When you see a great one take scene or film, even if that "one" take is partly a matter of film trickery (examples: Atonement, Children of Men basically the entirety of Alfred Hitchcock's Rope and Aleksandr Sukorov's Russian Ark and a scene we just discussed from 25 years ago in Peggy Sue Got Married) it can be hard to return to the world of "regular" filmmaking with its generic one and a ½ second cuts composed of plentiful coverage. Over the shoulder. Close up. Over the shoulder. Repeat for billions of converszzzzzzzzzz
I'm sorry I fell asleep.
So why do so few film directors trust in the highwire potency of long or single takes? Are they too difficult to pull off? Are film actors that unable to sustain themselves throughout emotional hairpin turns the way stage actors can 8 shows a week for hours at a time? Do people think the audience will get bored (a falsity since these scenes are usually THE talking points of their movies)?
If they're so hard to pull off why do music videos with significantly lower budgets than movies keep selling them so well?
The latest one I saw was the low budget but high entertainment "Party Girl" by XELLE
Absolutely hot. Think of the rehearsal time required just to time things like that glitter blow? But it works, don't you think?

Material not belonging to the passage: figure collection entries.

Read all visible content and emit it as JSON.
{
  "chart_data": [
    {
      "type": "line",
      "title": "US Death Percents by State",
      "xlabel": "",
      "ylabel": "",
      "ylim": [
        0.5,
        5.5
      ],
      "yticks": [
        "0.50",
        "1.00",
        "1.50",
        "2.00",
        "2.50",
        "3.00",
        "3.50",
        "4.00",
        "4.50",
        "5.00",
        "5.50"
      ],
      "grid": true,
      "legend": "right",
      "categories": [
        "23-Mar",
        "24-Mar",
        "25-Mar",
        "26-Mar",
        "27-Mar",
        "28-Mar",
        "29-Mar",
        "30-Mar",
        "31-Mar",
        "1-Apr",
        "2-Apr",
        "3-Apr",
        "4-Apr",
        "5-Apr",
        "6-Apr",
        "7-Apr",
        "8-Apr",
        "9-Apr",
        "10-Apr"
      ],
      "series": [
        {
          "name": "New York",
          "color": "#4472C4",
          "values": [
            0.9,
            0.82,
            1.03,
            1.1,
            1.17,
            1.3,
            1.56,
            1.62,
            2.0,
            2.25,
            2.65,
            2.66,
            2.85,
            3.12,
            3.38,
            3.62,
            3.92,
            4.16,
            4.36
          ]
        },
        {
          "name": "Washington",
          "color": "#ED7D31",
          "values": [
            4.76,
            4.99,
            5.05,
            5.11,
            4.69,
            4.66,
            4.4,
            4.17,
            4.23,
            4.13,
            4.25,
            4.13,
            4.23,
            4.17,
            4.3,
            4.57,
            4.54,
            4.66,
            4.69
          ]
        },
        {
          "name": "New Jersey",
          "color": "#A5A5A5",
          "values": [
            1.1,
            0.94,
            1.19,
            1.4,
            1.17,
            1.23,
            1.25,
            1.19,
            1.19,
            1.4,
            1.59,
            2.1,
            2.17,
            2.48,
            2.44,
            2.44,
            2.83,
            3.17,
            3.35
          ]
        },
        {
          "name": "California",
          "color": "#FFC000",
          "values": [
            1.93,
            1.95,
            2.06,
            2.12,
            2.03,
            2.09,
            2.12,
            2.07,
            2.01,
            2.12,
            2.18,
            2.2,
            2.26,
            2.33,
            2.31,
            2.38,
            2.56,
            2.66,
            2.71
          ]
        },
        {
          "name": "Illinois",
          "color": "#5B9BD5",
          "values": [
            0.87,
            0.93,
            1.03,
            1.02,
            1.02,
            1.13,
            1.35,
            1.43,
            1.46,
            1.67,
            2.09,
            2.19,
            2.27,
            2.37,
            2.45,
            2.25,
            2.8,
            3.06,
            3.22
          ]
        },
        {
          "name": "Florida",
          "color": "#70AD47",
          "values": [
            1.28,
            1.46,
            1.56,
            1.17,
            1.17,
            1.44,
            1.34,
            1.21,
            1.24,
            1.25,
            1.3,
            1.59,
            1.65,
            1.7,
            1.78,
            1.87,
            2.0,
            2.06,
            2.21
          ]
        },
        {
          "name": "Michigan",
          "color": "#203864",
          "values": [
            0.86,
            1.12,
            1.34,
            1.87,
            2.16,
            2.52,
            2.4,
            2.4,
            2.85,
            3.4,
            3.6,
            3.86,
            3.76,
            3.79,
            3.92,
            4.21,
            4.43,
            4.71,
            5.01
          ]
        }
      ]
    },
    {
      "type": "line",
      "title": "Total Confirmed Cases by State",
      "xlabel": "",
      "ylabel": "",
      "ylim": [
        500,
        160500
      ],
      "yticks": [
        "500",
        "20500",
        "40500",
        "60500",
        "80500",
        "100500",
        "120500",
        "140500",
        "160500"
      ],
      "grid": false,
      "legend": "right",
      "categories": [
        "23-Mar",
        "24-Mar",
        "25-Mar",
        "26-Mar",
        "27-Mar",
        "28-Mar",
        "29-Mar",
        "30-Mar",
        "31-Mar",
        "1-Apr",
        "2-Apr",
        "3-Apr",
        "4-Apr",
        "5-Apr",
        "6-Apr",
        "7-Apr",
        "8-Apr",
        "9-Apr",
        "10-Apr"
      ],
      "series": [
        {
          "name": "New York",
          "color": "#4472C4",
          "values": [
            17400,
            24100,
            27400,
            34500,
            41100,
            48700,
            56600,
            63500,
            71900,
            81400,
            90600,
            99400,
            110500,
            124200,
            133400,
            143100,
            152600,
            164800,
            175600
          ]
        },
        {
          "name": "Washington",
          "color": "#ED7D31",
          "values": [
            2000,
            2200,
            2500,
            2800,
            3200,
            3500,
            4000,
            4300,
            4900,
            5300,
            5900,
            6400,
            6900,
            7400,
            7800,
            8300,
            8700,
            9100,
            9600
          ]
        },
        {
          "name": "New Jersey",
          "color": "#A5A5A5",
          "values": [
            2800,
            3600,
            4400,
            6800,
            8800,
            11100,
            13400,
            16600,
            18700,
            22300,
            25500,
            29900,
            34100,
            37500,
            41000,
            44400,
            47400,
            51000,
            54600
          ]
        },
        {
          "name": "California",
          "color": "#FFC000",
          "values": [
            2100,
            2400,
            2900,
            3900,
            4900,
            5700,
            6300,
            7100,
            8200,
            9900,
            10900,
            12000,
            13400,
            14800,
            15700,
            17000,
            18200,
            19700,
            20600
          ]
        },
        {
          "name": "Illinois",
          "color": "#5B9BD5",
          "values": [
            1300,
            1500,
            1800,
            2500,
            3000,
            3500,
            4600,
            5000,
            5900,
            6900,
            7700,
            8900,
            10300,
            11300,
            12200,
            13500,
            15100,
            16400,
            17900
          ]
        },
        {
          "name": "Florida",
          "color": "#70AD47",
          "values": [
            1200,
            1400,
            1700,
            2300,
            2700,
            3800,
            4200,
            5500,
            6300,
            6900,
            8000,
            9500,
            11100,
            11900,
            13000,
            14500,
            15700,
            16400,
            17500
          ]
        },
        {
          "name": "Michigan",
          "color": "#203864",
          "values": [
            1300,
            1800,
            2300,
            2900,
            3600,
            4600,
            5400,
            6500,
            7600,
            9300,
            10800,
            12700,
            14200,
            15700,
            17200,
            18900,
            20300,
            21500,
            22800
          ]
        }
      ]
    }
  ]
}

And I've already expressed my love for both Robyn's "Call Your Girlfriend" - just her dancing in a gym but with all the lighting tricks it's just totally a great watch -- and Cosmo's Jarvis "Gay Pirate" which is both sing-a-long fun and actually moving.
Although it's NOT a one take video, this REM "üBerlin" video starring rising actor Aaron Johnson (directed by his partner Sam Taylor-Wood) breathes enough to suggest that it wanted to be one and would have been a classic video instead of just a frisky uninhibited one, if it were.
So I ask in full sincerity...
Why are today's directors so afraid of letting a moment play out without zillions of edits? If music videos -- which were once blamed for shortening the average shot length in movies -- can ironically use them so often now, why can't today's full length pictures?